LLOD grounds on linked data to share and interlink linguistically relevant data sources. Linked data technology is in a mature state now and it is being increasingly adopted by industry and public institutions worldwide (e.g., national libraries, museums, media companies, and public administrations, among others). On the other hand, the benefits of sharing linguistic data on the Web in a semantically interoperable manner has been recognized by the LRs community, which has shown increasing interest in publishing linguistic data and metadata as linked data on the Web. As a result of interlinking a number of open monolingual and multilingual LRs, the so called LLOD cloud (http://linguistic-lod.org/llod-cloud).
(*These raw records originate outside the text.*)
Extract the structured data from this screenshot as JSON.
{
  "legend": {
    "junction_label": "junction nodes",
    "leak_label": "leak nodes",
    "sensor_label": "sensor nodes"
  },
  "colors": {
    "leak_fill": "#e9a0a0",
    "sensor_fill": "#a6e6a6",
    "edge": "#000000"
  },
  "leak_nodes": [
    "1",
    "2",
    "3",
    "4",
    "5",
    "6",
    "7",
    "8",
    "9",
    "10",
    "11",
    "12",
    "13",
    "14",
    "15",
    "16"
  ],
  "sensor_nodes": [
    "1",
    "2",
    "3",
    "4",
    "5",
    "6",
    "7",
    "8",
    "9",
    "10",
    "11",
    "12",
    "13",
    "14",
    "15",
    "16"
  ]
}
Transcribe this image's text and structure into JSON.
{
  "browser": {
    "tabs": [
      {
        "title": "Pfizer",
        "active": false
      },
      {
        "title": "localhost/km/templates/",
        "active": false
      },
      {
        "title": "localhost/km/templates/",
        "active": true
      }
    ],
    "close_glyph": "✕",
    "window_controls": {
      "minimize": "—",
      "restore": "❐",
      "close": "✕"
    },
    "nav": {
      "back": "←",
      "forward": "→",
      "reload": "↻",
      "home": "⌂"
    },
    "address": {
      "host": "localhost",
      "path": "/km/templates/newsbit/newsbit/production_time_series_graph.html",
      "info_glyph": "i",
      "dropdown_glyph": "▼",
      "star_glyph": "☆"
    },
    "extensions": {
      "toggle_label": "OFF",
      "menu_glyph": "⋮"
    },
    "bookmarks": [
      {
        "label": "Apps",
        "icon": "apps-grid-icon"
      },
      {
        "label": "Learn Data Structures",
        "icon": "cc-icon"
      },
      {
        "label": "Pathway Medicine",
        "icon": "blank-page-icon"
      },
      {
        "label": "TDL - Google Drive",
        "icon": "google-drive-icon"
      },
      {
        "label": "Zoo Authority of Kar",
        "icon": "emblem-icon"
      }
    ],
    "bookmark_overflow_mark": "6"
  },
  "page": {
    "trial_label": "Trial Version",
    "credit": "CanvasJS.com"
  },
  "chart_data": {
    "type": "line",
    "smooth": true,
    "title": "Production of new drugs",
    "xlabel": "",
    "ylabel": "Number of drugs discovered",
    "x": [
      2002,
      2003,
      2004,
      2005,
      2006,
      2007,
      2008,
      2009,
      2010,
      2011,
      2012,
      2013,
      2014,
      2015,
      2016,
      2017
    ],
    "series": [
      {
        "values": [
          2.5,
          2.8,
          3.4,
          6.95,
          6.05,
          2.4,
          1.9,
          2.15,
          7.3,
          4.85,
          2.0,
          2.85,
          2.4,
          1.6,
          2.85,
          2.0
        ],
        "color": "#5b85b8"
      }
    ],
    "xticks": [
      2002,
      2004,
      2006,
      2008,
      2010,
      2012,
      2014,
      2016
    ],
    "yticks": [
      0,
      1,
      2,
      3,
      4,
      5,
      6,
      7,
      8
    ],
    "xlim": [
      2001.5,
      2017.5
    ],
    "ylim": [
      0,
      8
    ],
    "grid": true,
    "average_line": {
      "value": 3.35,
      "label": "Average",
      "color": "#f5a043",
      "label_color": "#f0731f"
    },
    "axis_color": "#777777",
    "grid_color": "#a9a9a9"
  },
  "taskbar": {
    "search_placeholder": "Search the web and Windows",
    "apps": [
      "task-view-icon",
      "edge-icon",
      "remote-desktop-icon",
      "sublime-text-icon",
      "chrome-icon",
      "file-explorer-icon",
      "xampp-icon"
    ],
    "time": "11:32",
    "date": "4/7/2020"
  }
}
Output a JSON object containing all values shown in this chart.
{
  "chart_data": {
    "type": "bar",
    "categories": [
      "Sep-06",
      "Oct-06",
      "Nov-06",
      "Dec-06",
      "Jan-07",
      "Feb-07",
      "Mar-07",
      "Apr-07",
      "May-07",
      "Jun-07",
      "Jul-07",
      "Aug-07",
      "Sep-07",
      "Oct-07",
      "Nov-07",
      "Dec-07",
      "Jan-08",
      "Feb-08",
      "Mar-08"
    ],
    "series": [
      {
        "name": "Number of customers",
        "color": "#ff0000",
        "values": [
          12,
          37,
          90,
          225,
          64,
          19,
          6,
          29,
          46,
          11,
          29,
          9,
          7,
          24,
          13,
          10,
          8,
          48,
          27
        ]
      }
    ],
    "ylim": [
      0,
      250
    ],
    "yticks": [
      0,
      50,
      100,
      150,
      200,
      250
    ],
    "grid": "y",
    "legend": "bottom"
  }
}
Despite the fact that the term “data science” has been around for decades, it has not been popularised until recently. Data science takes advantage of mature fields such as statistics, data mining, or machine learning. In particular, the recent success of deep learning is also promising for both the generation and exploitation of linguistic linked data. Through linguistic data science, we can more deeply understand the nature of language in new ways by putting in place formal methods for the representation, integration and comparison of language data. Further, owing to the fact that language is the way in which human knowledge is usually transmitted, linguistic data science has the potential of deeply changing studies in fields that are making wide use of natural languages for sharing knowledge, like it is the case in the humanities (e.g. for understanding literature in new ways or to predict and analyse social trends), legal studies, journalism, social sciences, among many others.